A candle, a key and a quaint velvet pouch – the only things given to Jim, an orphan boy of thirteen, who fumbled down an unfamiliar road. Mrs Madon, the lender of the items and Jim’s carer, had relied on these three objects to serve as company for the boy rather than herself. The single flame clinging to the wick leapt up and dived down, jerked to the right and swung back round to the left, from the boy’s pace and the night’s wind. Once or twice he mistook the clap of his own footsteps for those of another and an instant surge of adrenalin would spin his head around to witness his company. There was never anyone there, just as Mrs Madon had said there would not be.
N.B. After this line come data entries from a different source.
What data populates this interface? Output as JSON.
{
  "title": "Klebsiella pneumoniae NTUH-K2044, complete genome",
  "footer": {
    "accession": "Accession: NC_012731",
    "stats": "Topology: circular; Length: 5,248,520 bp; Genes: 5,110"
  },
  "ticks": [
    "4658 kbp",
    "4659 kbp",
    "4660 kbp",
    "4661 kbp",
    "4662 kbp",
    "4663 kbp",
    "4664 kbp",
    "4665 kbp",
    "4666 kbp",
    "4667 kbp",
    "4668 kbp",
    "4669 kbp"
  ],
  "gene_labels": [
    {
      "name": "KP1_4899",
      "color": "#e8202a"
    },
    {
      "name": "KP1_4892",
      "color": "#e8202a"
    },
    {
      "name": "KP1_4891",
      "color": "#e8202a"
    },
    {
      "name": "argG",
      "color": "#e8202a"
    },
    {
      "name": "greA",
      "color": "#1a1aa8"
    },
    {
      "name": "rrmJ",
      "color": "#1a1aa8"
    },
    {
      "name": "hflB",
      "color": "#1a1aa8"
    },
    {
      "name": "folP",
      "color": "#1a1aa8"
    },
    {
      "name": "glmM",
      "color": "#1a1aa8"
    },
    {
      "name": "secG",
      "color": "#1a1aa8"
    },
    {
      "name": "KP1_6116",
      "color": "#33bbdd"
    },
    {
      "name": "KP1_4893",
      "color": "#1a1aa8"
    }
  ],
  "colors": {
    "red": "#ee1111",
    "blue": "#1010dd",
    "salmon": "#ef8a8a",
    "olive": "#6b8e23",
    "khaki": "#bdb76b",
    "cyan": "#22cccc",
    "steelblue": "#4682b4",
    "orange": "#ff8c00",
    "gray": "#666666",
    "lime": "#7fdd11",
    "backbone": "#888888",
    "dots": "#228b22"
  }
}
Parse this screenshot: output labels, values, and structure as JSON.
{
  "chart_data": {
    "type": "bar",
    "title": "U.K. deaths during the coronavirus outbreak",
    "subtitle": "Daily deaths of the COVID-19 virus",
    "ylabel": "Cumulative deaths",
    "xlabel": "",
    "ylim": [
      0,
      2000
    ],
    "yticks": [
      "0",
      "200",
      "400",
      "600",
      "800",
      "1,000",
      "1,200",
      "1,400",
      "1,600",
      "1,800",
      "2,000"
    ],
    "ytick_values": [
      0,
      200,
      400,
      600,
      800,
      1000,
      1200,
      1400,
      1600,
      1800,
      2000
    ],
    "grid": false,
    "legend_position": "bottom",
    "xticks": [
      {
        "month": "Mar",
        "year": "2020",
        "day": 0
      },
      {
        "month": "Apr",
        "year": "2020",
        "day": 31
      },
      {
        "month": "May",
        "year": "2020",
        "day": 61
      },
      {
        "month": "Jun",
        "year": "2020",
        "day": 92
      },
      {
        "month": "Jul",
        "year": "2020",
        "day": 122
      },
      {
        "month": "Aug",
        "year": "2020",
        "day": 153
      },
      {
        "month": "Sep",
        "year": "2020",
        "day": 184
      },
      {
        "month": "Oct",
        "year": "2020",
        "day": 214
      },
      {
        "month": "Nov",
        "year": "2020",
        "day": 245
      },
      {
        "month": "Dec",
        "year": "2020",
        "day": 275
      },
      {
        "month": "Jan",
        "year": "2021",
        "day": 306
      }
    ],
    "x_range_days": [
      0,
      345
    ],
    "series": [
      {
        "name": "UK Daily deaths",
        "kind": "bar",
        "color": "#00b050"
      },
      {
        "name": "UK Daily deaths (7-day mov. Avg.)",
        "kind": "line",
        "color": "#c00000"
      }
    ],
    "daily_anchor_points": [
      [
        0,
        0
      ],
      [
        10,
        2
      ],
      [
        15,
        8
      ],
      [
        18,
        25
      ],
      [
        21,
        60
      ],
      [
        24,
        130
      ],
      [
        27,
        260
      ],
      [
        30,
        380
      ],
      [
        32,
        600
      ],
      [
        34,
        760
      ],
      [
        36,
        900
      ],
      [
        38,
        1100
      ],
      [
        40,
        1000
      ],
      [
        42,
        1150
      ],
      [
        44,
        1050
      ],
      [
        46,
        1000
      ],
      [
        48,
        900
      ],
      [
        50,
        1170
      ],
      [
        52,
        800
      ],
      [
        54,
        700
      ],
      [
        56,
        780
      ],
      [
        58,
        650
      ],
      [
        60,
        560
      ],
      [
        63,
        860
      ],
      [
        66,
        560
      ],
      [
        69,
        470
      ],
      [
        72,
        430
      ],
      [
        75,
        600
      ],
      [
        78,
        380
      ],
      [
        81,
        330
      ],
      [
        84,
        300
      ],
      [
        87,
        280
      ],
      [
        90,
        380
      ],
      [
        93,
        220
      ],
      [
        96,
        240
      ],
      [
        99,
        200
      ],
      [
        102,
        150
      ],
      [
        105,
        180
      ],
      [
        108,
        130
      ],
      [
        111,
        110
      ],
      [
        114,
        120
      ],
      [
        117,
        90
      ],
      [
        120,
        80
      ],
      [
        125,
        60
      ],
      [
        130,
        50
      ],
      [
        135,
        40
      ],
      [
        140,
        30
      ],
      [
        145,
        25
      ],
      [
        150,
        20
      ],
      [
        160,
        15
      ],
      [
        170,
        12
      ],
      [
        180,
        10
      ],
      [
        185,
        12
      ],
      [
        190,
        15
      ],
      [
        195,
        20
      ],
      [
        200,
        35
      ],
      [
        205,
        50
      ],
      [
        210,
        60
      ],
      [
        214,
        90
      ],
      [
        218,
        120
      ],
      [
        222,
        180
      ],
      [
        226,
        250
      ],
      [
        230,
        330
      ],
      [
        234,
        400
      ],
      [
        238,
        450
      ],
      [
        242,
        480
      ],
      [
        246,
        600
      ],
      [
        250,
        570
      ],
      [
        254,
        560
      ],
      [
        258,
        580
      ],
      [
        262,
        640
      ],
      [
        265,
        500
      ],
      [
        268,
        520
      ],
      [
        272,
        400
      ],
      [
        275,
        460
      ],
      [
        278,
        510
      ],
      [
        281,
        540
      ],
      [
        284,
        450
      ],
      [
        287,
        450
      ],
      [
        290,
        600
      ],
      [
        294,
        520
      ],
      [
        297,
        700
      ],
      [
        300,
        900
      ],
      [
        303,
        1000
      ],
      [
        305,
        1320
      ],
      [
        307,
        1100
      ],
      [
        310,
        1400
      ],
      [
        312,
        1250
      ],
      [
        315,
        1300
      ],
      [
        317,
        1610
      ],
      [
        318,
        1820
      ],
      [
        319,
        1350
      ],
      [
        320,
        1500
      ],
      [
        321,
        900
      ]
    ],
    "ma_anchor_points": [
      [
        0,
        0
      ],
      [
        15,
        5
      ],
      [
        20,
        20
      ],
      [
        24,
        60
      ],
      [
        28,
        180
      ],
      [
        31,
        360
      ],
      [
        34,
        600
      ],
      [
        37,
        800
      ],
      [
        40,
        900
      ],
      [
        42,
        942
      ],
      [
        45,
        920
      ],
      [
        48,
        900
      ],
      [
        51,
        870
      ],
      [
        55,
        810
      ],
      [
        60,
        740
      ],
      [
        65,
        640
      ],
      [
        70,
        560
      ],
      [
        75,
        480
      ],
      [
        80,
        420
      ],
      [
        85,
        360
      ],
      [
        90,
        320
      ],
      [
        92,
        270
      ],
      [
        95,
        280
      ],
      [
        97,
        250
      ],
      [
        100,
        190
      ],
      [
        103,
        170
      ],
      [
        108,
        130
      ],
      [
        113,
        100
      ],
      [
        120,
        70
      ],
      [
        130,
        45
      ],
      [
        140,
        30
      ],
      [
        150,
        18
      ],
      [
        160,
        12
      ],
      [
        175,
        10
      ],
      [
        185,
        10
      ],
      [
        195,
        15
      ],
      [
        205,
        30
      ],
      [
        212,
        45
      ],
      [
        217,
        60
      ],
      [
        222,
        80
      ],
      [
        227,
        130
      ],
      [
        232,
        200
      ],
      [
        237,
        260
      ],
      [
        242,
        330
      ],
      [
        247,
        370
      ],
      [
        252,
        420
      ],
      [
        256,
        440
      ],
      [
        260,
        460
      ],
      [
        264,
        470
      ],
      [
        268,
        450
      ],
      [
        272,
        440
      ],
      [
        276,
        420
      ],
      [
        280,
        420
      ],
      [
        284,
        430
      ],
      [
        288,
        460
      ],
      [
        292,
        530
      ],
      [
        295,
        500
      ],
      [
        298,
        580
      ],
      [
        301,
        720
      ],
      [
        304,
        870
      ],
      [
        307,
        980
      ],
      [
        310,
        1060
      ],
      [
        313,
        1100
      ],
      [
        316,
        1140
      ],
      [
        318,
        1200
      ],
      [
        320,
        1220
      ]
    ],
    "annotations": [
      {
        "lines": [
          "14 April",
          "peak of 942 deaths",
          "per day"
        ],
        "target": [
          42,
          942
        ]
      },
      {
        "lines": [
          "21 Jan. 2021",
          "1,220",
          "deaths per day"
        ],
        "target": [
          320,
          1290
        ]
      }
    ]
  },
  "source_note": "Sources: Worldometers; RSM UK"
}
“The candle will help you see...” Her statement might have been obvious at the time of its announcement (the words had been spoken in a room cradled in firelight), but now in the midst of a deathly blackout, it seemed amazing that the dainty flame at the peak of the wax stick could cast a guiding glow along the glistened cobbles.
“In good time you will pass a short row of old wooden shacks. The lock on the door of the third house fits the key”
His left hand seemed to be getting colder and colder with every thought of the coming houses; only after these notions protruded had he realised his hand, tense and bitterly frigid, had been gradually and subconsciously tightening its grip on the metal key.
“You don’t need to enter the shack – all I need is nestled just beyond the door in the very corner of the wall. This will need to be stored in the bag.”
The scenery to Jim’s right was consistent, silent and deserted. His left however was beginning to change. The candlelight had leapt on the first entity there had been for yards – it was the first shack, ghostly and lopsided. Following every step, the orange blaze of the candle crawled hungrily up its splintery foundations, as if it were an excitable dog, begging to go faster, restrained on a lead of firelight under Jim’s control.